Here are some examples of the two not being separate: your platform engineers get first-line paged when the application starts to fail on response latency SLOs; your developers determine and wrangle the ingress configuration for how traffic from end users are routed to the application runtime; here’s a more difficult one: when your application release fails because the target kubernetes cluster ran out of memory resources, your developers look through details of why this happened; when it fails because the container registry URI was incorrect in the manifest, your platform engineers get sent the logs of the failed pull.

In each of these examples, you’re doing it wrong because you’re pulling engineers into a situation they are not well equipped to address, and where they don’t own the SLOs (or any objectives/goals) to these problems. You’re spreading problems that will occur in a way that blurs lines of ownership and accountability, the opposite of focus and excellence.

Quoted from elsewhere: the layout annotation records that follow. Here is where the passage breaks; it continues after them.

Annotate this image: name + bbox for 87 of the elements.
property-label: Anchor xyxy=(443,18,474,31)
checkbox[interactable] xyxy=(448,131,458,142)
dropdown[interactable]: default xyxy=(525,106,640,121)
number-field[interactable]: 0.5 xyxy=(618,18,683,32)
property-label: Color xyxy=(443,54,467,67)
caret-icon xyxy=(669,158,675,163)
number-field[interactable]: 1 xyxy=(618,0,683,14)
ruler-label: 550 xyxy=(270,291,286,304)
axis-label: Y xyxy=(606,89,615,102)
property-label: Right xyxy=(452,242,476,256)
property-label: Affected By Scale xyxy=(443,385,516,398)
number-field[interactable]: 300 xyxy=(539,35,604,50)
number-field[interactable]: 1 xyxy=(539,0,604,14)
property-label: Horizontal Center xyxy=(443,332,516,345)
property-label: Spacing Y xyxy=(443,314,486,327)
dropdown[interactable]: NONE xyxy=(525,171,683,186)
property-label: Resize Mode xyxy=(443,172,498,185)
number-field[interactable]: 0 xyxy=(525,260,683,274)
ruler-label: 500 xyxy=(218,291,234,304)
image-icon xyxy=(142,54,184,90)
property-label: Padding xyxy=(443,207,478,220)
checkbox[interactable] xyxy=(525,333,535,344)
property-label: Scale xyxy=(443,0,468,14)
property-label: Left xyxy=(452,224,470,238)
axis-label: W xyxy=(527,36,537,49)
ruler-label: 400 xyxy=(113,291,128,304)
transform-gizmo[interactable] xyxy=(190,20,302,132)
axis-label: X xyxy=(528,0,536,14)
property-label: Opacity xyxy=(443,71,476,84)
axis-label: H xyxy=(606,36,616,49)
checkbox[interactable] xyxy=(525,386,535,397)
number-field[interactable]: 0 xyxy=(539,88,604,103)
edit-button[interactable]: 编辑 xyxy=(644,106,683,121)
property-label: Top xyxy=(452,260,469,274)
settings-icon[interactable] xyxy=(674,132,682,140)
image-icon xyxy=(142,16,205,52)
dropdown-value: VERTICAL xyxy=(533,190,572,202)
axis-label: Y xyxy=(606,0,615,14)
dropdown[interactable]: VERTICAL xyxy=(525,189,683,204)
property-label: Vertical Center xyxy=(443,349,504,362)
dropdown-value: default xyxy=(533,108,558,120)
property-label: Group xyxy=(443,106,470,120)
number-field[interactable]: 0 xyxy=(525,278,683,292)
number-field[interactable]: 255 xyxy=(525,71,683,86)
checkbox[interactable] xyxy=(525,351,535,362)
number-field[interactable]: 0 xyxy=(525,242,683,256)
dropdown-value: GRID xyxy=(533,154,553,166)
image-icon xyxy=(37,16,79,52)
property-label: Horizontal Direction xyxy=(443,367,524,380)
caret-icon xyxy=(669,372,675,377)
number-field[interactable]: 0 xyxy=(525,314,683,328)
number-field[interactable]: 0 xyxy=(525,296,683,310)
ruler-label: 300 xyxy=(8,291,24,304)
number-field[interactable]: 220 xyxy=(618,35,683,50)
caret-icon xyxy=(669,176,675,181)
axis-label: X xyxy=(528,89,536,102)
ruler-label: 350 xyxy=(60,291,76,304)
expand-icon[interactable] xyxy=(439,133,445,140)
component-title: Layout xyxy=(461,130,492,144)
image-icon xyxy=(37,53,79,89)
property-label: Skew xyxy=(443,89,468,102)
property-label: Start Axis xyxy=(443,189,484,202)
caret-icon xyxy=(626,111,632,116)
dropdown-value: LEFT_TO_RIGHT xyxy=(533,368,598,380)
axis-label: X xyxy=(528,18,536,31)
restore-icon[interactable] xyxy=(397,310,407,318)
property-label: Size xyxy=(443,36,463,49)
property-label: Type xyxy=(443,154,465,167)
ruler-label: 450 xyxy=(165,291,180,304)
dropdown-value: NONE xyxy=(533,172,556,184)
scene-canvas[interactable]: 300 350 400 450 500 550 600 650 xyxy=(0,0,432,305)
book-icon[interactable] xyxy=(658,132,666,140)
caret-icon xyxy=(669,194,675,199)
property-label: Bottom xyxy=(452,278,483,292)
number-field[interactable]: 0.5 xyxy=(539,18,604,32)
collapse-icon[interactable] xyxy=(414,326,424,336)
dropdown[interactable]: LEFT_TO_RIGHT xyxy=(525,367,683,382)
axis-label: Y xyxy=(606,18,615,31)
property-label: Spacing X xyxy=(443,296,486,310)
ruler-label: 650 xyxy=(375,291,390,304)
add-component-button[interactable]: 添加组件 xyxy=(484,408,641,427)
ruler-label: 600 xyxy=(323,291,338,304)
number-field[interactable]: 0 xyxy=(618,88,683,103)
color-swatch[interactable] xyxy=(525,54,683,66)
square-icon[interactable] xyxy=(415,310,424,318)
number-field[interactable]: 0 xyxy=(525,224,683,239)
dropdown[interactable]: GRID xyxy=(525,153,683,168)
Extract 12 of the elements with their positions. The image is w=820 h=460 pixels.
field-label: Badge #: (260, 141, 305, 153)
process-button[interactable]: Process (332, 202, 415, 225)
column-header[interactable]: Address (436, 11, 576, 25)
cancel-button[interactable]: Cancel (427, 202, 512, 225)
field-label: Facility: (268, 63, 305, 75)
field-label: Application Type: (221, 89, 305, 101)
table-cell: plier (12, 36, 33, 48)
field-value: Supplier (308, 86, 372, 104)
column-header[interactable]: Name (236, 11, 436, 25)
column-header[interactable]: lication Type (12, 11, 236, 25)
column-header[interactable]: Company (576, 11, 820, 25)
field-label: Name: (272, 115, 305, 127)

And stepping back to before episodic problems even occur, if you want reliability and quality of service for your application, the best people to drive that are the same people who built the application.They understand, better than anyone and certainly anyone who runs the underlying platform, the particular ways that the application can and tends to fail. They should be the only ones on primary on-call rotation, and they should be supported and enabled with the tools to support their application without ever having to think about what might be happening in the underlying infrastructure.

Furthermore, your platform team should be treating the platform in the same manner as an application. They are developing and operating the platform. They are the only ones paged when the platform fails any of its contracts (the SLAs they agree to and own), because they know, better than anyone, the particular ways that the parts of the platform can and tends to fail.

During my years on Google Drive, the engineer’s contract with the platform (named google3) was primarily the source repo (named piper). The google3 platform provided, out of the box, the full spectrum of tools that our team needed to own our Drive services - piper and the code review process, testing platforms, release management, release candidate and cherry picking mechanisms, logging, monitoring and alerting, and various levels of profiling of our applications at runtime to understand how our application was faring. Our team spent zero time building out these capabilities. Our runtime platform was borg (analogous to kubernetes), but very few understood how borg worked and generally we never needed to. The platform notified the developers only of things that concerned them and of things that they can/needed to fix. During all my years I can’t recall a single time that I ever directly spoke to anyone on the teams who built all of this wonderful tooling.

There’s much more we can discuss. We can look at change cadences across the different areas (e.g. applications versus platform, code versus configuration) to ensure they are not disrupting one another. There is an ongoing evaluation of how far up the application stack should the “platform” go (i.e. being prescriptive about application frameworks, storage mechanisms, etc.) to strike the right balance of flexibility and supportability. How big should your platform team be, as a headcount ratio of the application developers supported? With the increased adoption of shared services, how do we deal with the real problem of scale (both technically and organizationally)?

And never mind what we call the team, function, job (though ultimately I believe naming is critical to get alignment), and let’s look at how we’re able to behave. Do lines of responsibility and accountability align with the required knowledge areas that are tenable for those teams to take on? Do those lines work with and take advantage of opportune areas of technical abstraction that isolate cadences, motivations, and expertise? Are we codifying and automating the predictable parts of how teams on either side of those lines should work together? To the extent that these are true, we will have successfully adopted and absorbed the incredible technological gains in the cloud, to return much of our continued focus toward where we started with devops: for the humans on those teams to effectively devote energy to communication, collaboration, and empathy.